Ali Şeriati’ye göre;

Batı sosyolojisinin basmakalıp kavramlarını dilimize çevirip tekrar etmek bize hiçbir şey kazandırmaz. Zira bu kavramların, bizim çağdaş hayatımızla hiç bir ilgisi yoktur. Biz, kendi toplumumuzda ortaya çıkıp biçimlenen, kendi toplumsal

yapımızın niteliğine, kendi manevi yapımıza, kendi toplumsal davranış kalıplarımıza denk düşen değerleri, ilişkileri ve bireylerimizin bütün bu değerlere, ilişkilere gösterdikleri psikolojik tepkileri incelemeliyiz... Bu açıdan bakıldığında, ümmet, imamet, adalet, şehadet, takiyye, taklid, sabır, gayb, şefaat, hicret, küfür, şirk, tevhid gibi kavramlar, bunlara tekabül eden veya benzeyen Avrupai kavramlardan çok daha anlamlıdır” (Şeriati, 1980: 39).

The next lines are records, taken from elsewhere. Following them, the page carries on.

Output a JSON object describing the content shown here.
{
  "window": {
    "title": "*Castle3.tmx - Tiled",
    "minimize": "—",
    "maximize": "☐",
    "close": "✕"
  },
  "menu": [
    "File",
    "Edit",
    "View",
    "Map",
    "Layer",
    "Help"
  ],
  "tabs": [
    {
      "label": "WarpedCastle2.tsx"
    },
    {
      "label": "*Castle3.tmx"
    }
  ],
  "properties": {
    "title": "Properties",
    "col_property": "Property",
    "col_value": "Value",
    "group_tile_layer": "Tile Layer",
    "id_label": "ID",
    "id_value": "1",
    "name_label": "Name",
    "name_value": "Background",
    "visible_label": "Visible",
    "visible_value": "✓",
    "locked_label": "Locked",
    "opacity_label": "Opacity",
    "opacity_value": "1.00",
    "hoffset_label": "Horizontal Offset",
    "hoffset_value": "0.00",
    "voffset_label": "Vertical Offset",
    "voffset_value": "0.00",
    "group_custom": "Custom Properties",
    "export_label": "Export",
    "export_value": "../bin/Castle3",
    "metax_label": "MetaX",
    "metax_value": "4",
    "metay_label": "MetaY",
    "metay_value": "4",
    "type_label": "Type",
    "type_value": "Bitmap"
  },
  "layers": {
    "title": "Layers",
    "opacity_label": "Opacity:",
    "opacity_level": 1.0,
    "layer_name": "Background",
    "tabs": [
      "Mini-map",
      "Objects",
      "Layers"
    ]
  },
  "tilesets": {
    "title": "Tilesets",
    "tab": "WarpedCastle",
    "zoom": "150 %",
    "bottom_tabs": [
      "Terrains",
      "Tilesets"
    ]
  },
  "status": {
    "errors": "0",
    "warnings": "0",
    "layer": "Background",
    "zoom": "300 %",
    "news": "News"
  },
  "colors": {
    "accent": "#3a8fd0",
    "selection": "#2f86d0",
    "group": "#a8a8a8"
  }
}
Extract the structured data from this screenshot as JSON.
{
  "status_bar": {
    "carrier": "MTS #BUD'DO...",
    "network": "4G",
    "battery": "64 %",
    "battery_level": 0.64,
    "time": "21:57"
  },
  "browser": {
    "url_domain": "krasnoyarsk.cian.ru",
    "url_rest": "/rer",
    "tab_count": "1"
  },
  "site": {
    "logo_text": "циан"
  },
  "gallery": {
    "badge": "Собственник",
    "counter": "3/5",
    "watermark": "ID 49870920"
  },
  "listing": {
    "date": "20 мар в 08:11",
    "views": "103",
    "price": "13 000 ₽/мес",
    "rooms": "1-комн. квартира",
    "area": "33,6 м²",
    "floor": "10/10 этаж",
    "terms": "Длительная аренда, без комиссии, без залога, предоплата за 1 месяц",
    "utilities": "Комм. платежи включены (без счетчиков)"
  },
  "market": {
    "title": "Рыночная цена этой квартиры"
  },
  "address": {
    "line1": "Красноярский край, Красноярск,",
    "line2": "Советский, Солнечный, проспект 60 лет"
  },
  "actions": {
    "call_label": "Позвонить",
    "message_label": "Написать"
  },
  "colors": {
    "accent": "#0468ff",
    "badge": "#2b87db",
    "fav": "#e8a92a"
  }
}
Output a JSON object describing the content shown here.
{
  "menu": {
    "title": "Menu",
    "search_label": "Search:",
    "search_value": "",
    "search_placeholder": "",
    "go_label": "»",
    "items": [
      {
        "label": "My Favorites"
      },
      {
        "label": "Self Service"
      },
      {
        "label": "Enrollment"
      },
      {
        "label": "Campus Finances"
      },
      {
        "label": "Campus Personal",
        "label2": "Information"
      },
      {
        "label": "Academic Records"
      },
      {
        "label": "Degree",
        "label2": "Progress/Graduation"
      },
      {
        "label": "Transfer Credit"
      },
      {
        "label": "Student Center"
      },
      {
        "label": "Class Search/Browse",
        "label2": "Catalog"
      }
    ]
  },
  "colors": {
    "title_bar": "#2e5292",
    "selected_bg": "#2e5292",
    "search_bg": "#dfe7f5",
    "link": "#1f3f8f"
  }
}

Her şeyden önce Ali Şeriati doğulu ve Müslüman bir sosyolog olarak temel problemi Batılı kavram ve teorilerle Müslüman toplumların sosyolojinin yapılmasında görmektedir. Dönemin batı sosyolojisinde egemen paradigmalarından olan pozitivizm ve Marksizm Batı dışı toplumlarının özellikle üçüncü dünya ülkelerinin sorunlarını aydınlatmakta ve çözmekte yetersiz kalmaktadır. Bu bağlamda Şeriati’nin İslamcı bir sosyoloji arayışı, Batılı kuramsal ve metodolojik yaklaşımlardan olan pozitivizm ve Marksizm’in üçüncü dünya ülkelerinin problemlerini aydınlatamadığı ve aydınlatamayacağı düşüncesine dayanmaktadır. Dolayısıyla üçüncü dünyanın kendine ait tarihsel, kültürel ve toplumsal gerçekliğini çözümleyip açıklayabilen ve toplumu dönüştürebilecek sosyolojinin olması zorunlu bir ihtiyaçtır.

Ali Şeriati’nin İslam sosyolojisi tasarısının belirgin özelliği, İslam’ın ve Müslüman toplumların farklı yöntemlerle incelenmesine açık olmakla birlikte, sosyolojik olarak incelenmesi, ancak bu incelemede Müslüman toplumların kendi kavramları, koşullarının dikkate alındığı gibi İslam’ın da bir projeksiyon olarak işlev görmesidir. Bu bağlamda İslami sosyoloji ya da İslamcı sosyoloji Müslüman toplumlarını İslami kavramlar ve İslamcı ideolojik yaklaşım kapsamında ele alan yerli bir sosyolojidir. Çünkü İslam sosyolojisi dışarıdan bir bakış açısını yansıtmaktadır. Oysa İslamcı sosyoloji kendi kavramları ve metodolojisi olan içerden bir bakıştır. Fakat Şeriati’ye göre bu yeterli değildir. Çünkü sosyoloji aynı zamanda bir kavram meselesi olduğu için batı kökenli kavramları bırakarak kavramsal anlamda yerelleşmeyi savunur. Bu düşüncesini batılı sosyolojiye ait kavramların yerine dini kavramlara yeni anlamlar yükleyerek geliştirir ve çözüm oluşturmaya çalışır.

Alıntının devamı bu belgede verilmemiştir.